The experience engaged participants in a more nuanced, somatic, and possibility-oriented way of thinking about climate change. The ceremony highlighted relationships among community members. In the master-to-apprentice ritual, for instance, the master gave an individual speech to their graduating apprentices, necklaces were passed around, and new apprentices were welcomed through a communal poetry reading. Seating arrangements were intentional—all attendees sat on the floor  to reflect the lack of power hierarchy in this community. These modifications helped to create a powerful experience that brought people together and fostered a sense of community and togetherness. 

Participants were able to explore firsthand how ritual, strong individual relationships, and human adaptability can exist within a larger context of environmental devastation. They left the experience with a much more memorable and open-minded perspective on climate change, as compared to a traditional lecture or presentation.

Throughout their project, the students challenged participants to reconsider their conventional perception that climate change will end humanity as we know it. 

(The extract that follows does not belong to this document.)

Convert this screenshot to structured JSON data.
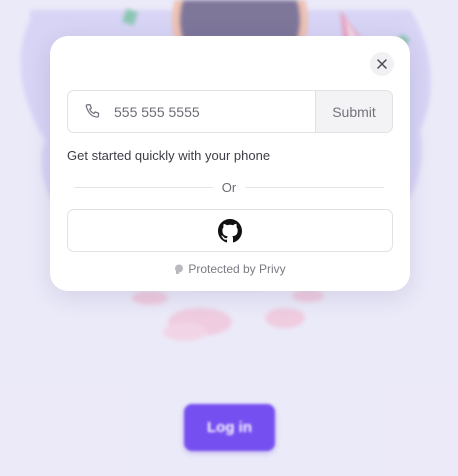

Back home, we say This is where we got to live, or Aqui nos toco vivir. This experience really resonated with the phrase. It felt like we were in a utopian space even though it was a dystopian world.
—Anonymous Participant

This somatically-informed, speculative, and immersive approach could disrupt paralyzing climate thinking on a wider scale and help us look toward other, more optimistic possibilities that emphasize our connections with nature and community.